Class 611, successor to the DB Class 610, was developed using tilting systems from German military technology in favour of the Hydraulic Fiat systems used by its predecessor Because of environmental concerns over the potential hazards of leaking hydraulic fluid an electrically actuated option based on equipment used to keep the guns of tanks level while traversing uneven terrain was used. The Class 611 suffered teething troubles following its entry into service just two years after the contract was awarded and was largely considered a failure. However, 40 are still in use as of November 2015.

=== Tilting technology issues ===
The trains came into service in 1996 and by March 1997 the first problems with the tilting technology occurred. The Federal Railway Authority limited the Class 611 to 120 km/h and required the tilting technology to be disabled, this was only reversed in May 1999 when they were satisfied the issues had been resolved.
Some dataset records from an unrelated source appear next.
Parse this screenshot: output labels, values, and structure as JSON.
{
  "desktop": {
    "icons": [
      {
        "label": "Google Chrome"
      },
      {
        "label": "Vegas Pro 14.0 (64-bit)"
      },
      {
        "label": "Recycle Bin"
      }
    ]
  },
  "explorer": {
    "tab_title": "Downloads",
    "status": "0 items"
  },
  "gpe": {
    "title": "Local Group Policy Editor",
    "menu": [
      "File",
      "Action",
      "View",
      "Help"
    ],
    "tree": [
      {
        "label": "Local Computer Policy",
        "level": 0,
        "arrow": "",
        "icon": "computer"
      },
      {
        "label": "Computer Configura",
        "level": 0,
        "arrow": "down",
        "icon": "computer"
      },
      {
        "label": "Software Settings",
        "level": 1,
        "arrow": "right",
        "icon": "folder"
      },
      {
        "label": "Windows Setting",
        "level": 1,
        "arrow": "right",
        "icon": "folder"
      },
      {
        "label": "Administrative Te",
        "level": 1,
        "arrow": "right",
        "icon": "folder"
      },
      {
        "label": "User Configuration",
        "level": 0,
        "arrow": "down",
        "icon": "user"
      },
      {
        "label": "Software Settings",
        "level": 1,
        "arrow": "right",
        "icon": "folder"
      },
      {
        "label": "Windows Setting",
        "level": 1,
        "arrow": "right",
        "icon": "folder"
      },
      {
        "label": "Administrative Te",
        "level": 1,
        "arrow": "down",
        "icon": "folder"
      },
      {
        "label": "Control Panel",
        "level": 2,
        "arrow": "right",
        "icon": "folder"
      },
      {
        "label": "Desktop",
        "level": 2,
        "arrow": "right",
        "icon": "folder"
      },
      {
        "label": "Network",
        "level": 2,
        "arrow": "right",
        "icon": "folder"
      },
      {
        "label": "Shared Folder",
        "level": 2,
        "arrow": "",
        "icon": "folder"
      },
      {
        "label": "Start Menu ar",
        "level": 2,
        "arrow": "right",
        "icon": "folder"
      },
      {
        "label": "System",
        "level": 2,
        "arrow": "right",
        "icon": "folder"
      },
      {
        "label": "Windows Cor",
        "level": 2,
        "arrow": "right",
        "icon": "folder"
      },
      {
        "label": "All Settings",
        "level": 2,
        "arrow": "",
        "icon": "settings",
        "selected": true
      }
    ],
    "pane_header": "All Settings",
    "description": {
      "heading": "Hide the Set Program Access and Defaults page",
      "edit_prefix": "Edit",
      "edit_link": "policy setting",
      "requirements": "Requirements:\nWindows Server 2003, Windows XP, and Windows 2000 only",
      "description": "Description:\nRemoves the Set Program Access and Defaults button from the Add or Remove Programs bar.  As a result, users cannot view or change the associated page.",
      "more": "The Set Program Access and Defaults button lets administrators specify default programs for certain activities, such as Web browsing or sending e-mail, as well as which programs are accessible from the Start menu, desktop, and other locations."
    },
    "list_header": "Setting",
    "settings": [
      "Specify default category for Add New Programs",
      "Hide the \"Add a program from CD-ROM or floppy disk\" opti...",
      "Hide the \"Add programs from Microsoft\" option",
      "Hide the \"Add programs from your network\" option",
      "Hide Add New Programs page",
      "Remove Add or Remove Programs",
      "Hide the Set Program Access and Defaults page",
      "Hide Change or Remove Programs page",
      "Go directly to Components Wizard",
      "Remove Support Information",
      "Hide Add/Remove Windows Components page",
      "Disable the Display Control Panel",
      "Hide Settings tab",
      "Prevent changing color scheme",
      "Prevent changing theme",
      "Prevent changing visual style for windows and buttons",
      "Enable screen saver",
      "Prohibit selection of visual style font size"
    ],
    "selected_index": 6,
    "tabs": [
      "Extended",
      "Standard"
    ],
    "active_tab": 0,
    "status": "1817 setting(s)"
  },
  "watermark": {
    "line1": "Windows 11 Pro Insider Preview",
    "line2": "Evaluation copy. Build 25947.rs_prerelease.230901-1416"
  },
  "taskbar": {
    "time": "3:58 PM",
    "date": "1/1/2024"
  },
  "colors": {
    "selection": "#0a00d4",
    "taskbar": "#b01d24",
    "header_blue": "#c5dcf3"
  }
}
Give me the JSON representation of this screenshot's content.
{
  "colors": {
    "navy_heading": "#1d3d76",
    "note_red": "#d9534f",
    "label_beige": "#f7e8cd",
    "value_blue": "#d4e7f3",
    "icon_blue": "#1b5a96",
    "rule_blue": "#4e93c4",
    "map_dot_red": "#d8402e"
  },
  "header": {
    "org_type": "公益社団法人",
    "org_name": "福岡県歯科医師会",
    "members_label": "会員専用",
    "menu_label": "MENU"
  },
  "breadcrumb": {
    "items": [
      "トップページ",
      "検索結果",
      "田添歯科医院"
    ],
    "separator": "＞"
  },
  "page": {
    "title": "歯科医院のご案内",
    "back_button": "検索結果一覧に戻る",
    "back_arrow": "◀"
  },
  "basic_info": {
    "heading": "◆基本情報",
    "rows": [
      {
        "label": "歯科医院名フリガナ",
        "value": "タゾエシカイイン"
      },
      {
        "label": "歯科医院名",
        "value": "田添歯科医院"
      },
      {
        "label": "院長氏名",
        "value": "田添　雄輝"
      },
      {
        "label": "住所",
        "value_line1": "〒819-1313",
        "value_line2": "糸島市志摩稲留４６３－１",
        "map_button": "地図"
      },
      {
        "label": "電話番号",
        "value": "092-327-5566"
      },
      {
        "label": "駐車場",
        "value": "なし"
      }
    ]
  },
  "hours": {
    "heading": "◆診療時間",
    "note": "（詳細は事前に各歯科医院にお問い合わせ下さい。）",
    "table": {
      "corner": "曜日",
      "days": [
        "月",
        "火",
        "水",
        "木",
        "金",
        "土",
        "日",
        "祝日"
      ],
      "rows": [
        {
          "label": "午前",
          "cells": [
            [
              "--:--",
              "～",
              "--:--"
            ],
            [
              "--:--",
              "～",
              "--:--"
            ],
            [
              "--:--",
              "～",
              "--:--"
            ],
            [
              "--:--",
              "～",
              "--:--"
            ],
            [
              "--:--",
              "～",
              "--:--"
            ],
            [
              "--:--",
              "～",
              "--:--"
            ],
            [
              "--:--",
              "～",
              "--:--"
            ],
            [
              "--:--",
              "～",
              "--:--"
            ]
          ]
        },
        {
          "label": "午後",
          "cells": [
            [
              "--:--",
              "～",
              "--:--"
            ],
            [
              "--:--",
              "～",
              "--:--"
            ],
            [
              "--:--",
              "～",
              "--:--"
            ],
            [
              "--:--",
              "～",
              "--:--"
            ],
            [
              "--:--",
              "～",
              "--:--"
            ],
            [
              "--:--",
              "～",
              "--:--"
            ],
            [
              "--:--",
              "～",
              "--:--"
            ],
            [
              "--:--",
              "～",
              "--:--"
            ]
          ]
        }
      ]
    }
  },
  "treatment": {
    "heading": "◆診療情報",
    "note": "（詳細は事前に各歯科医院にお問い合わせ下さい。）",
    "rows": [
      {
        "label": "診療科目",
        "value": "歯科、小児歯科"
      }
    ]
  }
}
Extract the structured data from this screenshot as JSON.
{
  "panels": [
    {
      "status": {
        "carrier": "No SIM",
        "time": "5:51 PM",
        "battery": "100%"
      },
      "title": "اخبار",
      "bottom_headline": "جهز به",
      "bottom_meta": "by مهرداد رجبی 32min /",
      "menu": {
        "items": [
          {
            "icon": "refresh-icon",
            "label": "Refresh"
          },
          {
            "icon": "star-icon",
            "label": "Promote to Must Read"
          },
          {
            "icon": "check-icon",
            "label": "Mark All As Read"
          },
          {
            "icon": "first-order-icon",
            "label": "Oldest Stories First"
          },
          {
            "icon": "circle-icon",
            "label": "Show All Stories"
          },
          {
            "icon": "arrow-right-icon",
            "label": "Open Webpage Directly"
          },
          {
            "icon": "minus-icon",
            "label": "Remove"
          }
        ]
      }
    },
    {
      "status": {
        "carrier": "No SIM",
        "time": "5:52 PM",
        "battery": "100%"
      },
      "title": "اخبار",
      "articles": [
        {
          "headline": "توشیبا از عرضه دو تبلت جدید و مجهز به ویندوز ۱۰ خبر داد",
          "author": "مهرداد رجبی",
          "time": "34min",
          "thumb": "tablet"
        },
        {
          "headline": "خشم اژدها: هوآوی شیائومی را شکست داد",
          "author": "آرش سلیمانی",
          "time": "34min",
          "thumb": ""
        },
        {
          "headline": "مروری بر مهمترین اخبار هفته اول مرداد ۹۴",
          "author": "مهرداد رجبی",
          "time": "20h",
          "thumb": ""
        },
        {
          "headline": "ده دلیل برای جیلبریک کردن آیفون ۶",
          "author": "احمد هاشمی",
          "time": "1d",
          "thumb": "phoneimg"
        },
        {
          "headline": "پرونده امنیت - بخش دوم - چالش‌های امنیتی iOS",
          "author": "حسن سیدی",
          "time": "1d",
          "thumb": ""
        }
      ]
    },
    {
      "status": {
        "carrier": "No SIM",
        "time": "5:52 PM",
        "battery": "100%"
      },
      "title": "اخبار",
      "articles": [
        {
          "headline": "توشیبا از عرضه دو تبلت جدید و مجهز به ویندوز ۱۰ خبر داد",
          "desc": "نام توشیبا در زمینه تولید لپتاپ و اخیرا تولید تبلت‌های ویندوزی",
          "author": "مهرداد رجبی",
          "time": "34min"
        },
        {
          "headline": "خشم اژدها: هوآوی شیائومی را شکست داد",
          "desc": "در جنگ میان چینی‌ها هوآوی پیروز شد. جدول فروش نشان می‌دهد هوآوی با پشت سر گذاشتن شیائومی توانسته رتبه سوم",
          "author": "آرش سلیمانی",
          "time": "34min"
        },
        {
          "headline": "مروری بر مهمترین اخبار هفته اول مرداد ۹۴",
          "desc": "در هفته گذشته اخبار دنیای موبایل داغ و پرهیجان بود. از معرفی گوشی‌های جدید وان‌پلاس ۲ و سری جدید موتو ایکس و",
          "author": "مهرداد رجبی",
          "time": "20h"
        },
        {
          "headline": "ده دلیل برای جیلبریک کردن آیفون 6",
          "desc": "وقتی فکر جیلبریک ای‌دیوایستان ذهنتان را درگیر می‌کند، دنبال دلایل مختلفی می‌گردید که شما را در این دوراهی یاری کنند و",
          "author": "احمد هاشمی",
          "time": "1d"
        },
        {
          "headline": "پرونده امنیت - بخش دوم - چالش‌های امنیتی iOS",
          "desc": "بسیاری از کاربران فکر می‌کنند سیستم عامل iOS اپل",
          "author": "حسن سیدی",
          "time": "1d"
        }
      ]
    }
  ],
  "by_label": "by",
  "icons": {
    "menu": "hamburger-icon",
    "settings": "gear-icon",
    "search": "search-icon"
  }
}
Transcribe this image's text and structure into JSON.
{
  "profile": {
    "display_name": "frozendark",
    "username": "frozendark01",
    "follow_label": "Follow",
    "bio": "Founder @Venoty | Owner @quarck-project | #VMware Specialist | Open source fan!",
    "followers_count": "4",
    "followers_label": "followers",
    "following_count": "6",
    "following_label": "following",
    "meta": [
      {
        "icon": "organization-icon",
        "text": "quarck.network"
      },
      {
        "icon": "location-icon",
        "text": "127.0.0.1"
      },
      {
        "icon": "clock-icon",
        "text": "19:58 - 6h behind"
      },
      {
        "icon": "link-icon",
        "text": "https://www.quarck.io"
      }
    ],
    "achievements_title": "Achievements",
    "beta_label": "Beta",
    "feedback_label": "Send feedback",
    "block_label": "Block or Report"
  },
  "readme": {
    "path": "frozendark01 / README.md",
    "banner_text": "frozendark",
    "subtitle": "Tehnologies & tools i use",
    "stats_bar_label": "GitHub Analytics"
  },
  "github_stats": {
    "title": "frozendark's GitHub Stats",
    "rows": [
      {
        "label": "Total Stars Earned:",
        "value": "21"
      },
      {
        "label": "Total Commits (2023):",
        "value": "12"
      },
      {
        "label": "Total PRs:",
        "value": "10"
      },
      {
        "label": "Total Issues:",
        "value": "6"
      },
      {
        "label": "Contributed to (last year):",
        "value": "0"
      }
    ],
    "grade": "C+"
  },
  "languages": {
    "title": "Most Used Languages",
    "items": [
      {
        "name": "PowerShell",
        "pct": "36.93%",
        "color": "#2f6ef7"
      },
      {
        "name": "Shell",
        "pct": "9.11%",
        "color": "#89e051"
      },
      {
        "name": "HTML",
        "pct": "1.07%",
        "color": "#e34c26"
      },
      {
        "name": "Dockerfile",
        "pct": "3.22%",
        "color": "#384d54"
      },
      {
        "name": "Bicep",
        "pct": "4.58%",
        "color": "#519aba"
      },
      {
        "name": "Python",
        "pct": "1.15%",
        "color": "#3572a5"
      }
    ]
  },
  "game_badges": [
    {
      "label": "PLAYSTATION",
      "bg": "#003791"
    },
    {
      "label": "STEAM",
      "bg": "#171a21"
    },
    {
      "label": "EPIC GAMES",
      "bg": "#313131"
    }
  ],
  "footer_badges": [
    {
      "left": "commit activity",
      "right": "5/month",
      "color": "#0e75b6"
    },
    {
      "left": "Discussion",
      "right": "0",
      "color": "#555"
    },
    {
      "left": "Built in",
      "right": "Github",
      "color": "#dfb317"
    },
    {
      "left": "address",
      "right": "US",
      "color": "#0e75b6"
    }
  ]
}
The tilting was disabled again in August 2004 when cracks were found in the 611's successors wheel sets, the DBAG Class 612, during ultrasound examinations of the axles. Tilting was disabled and speed limits on curved tracks were reduced until 2006 when the problematic wheel sets were replaced. However further issues were experienced and in October 2009, the tilting technology was disabled once again. Since April 3, 2011, Class 611 trainsets have been used in Baden-Württemberg with tilting technology enabled once more.